There's more than enough meat there for a solid courtroom drama with a strong through-line about family. But courtroom dramas are weirdly like musicals- they have the same necessity for a long running time because, as with musical numbers, it takes more time to tell a story during a trial, with all of the lengthy dialogue and cross-examination that it entails. So there's no need for padding, and the unnecessary padding is where the film starts to come undone.
For starters, dealing with male issues as it does, it's got an intellectual macho-ness to it that doesn't really extend to a more enlightened view of Vera Farmiga's old flame and Leighton Meester as a character who may or may not be Hank's daughter. The resolution of that sub-plot is so mishandled, you almost expect to see Downey left hanging as he awaits a high five at the end of it.

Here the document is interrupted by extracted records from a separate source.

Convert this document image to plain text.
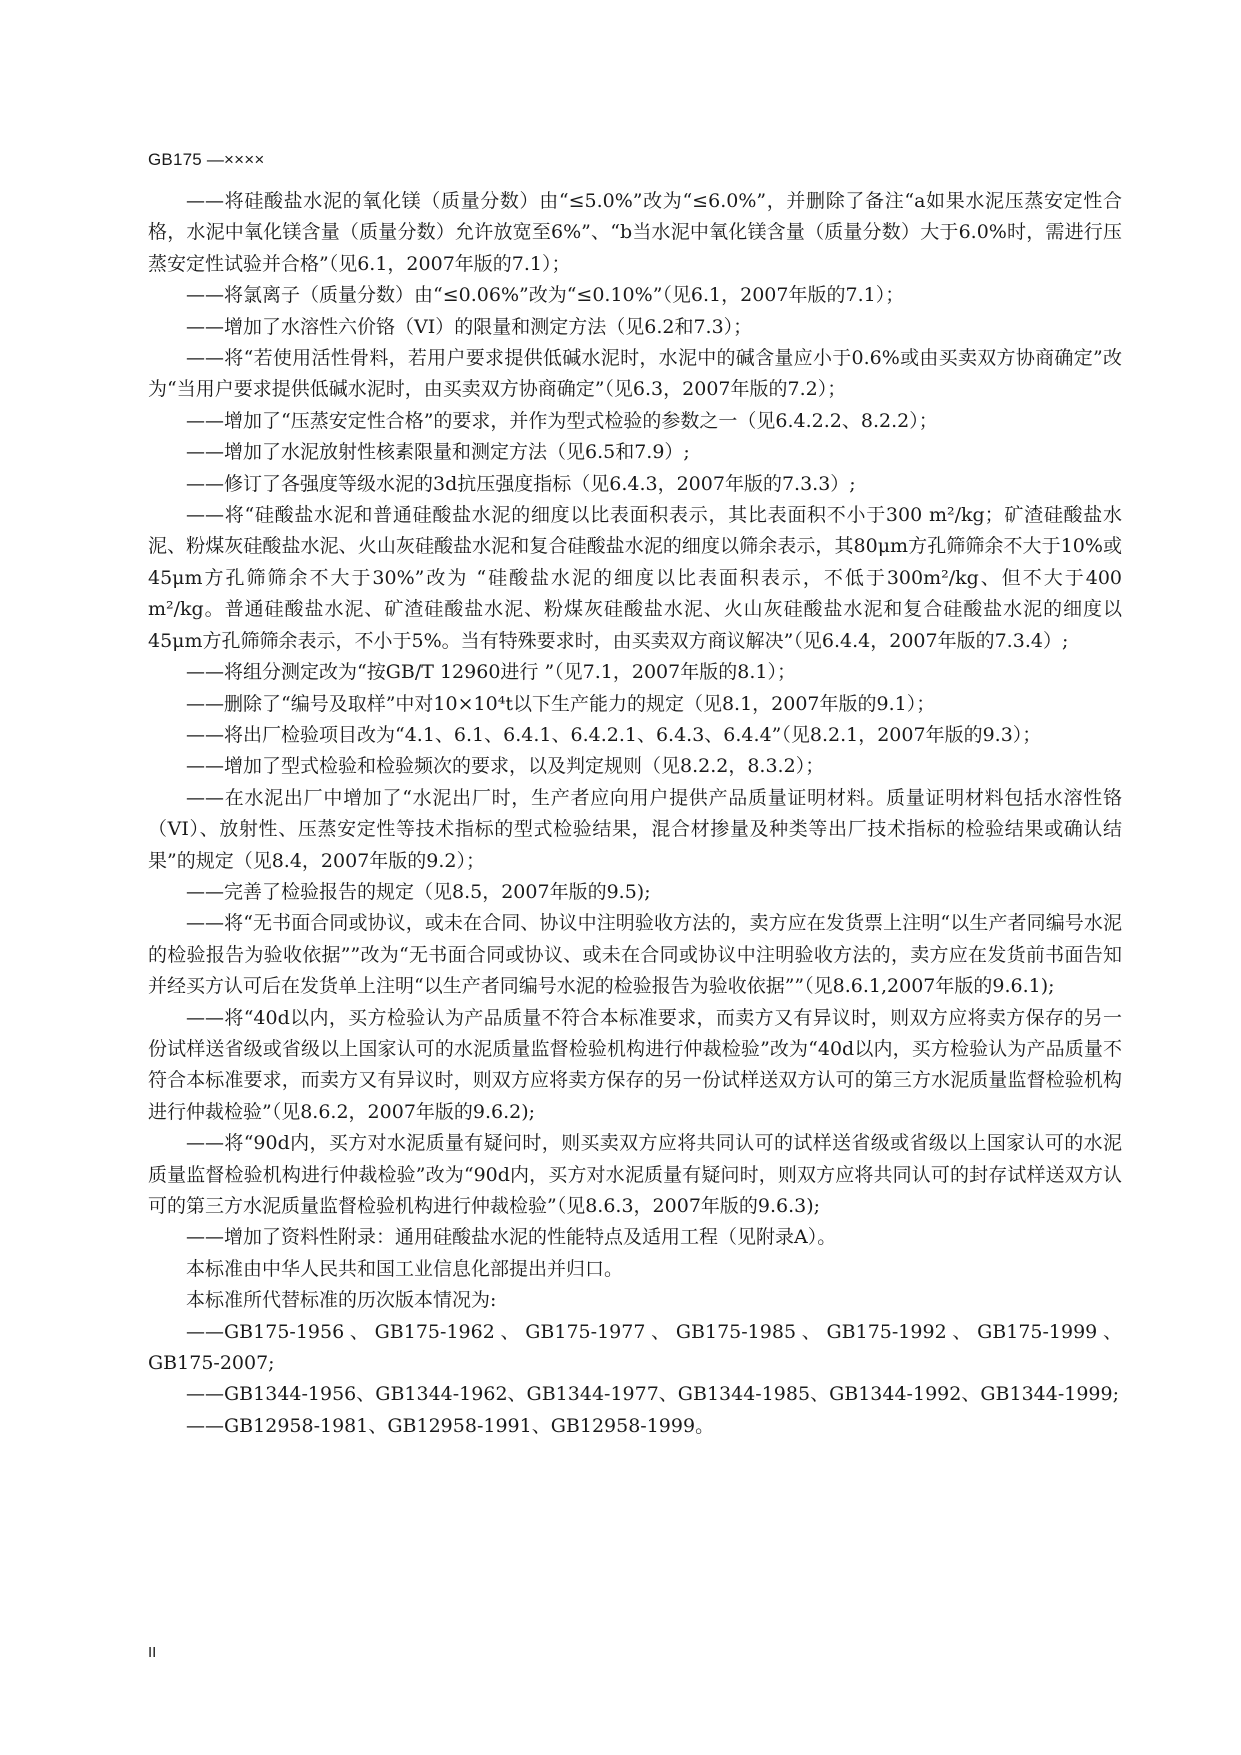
GB175 —××××

——将硅酸盐水泥的氧化镁（质量分数）由“≤5.0%”改为“≤6.0%”，并删除了备注“a如果水泥压蒸安定性合格，水泥中氧化镁含量（质量分数）允许放宽至6%”、“b当水泥中氧化镁含量（质量分数）大于6.0%时，需进行压蒸安定性试验并合格”（见6.1，2007年版的7.1）；

——将氯离子（质量分数）由“≤0.06%”改为“≤0.10%”（见6.1，2007年版的7.1）；

——增加了水溶性六价铬（VI）的限量和测定方法（见6.2和7.3）；

——将“若使用活性骨料，若用户要求提供低碱水泥时，水泥中的碱含量应小于0.6%或由买卖双方协商确定”改为“当用户要求提供低碱水泥时，由买卖双方协商确定”（见6.3，2007年版的7.2）；

——增加了“压蒸安定性合格”的要求，并作为型式检验的参数之一（见6.4.2.2、8.2.2）；

——增加了水泥放射性核素限量和测定方法（见6.5和7.9）;

——修订了各强度等级水泥的3d抗压强度指标（见6.4.3，2007年版的7.3.3）;

——将“硅酸盐水泥和普通硅酸盐水泥的细度以比表面积表示，其比表面积不小于300 m²/kg；矿渣硅酸盐水泥、粉煤灰硅酸盐水泥、火山灰硅酸盐水泥和复合硅酸盐水泥的细度以筛余表示，其80μm方孔筛筛余不大于10%或45μm方孔筛筛余不大于30%”改为 “硅酸盐水泥的细度以比表面积表示，不低于300m²/kg、但不大于400 m²/kg。普通硅酸盐水泥、矿渣硅酸盐水泥、粉煤灰硅酸盐水泥、火山灰硅酸盐水泥和复合硅酸盐水泥的细度以45μm方孔筛筛余表示，不小于5%。当有特殊要求时，由买卖双方商议解决”（见6.4.4，2007年版的7.3.4）;

——将组分测定改为“按GB/T 12960进行 ”（见7.1，2007年版的8.1）；

——删除了“编号及取样”中对10×10⁴t以下生产能力的规定（见8.1，2007年版的9.1）；

——将出厂检验项目改为“4.1、6.1、6.4.1、6.4.2.1、6.4.3、6.4.4”（见8.2.1，2007年版的9.3）；

——增加了型式检验和检验频次的要求，以及判定规则（见8.2.2，8.3.2）；

——在水泥出厂中增加了“水泥出厂时，生产者应向用户提供产品质量证明材料。质量证明材料包括水溶性铬（VI）、放射性、压蒸安定性等技术指标的型式检验结果，混合材掺量及种类等出厂技术指标的检验结果或确认结果”的规定（见8.4，2007年版的9.2）；

——完善了检验报告的规定（见8.5，2007年版的9.5);

——将“无书面合同或协议，或未在合同、协议中注明验收方法的，卖方应在发货票上注明“以生产者同编号水泥的检验报告为验收依据””改为“无书面合同或协议、或未在合同或协议中注明验收方法的，卖方应在发货前书面告知并经买方认可后在发货单上注明“以生产者同编号水泥的检验报告为验收依据””（见8.6.1,2007年版的9.6.1);

——将“40d以内，买方检验认为产品质量不符合本标准要求，而卖方又有异议时，则双方应将卖方保存的另一份试样送省级或省级以上国家认可的水泥质量监督检验机构进行仲裁检验”改为“40d以内，买方检验认为产品质量不符合本标准要求，而卖方又有异议时，则双方应将卖方保存的另一份试样送双方认可的第三方水泥质量监督检验机构进行仲裁检验”（见8.6.2，2007年版的9.6.2);

——将“90d内，买方对水泥质量有疑问时，则买卖双方应将共同认可的试样送省级或省级以上国家认可的水泥质量监督检验机构进行仲裁检验”改为“90d内，买方对水泥质量有疑问时，则双方应将共同认可的封存试样送双方认可的第三方水泥质量监督检验机构进行仲裁检验”（见8.6.3，2007年版的9.6.3);

——增加了资料性附录：通用硅酸盐水泥的性能特点及适用工程（见附录A）。

本标准由中华人民共和国工业信息化部提出并归口。

本标准所代替标准的历次版本情况为:

——GB175-1956、GB175-1962、GB175-1977、GB175-1985、GB175-1992、GB175-1999、GB175-2007;

——GB1344-1956、GB1344-1962、GB1344-1977、GB1344-1985、GB1344-1992、GB1344-1999;

——GB12958-1981、GB12958-1991、GB12958-1999。

II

This is to say nothing of Jeremy Strong as Hank's younger brother Dale. Strong does fine with a difficult role, but his character is utterly redundant to a plot with more than enough complications and his presence in the script seems counter to Downey's character's own advice about Oscar baiting in Tropic Thunder.
Downey played a big part in getting this made, hyping it up as one of the best scripts he's ever read, but Nick Schenk and Bill Dubuque seem to veer well away from their killer central premise and David Dobkin (better known for similarly indulgent films like Wedding Crashers and The Change-Up) has a very slack grip on the helm. And so, as with many of these slightly off, would-be awards contenders, the performances are the most worthy aspect.
The Judge is now showing at cinemas nationwide.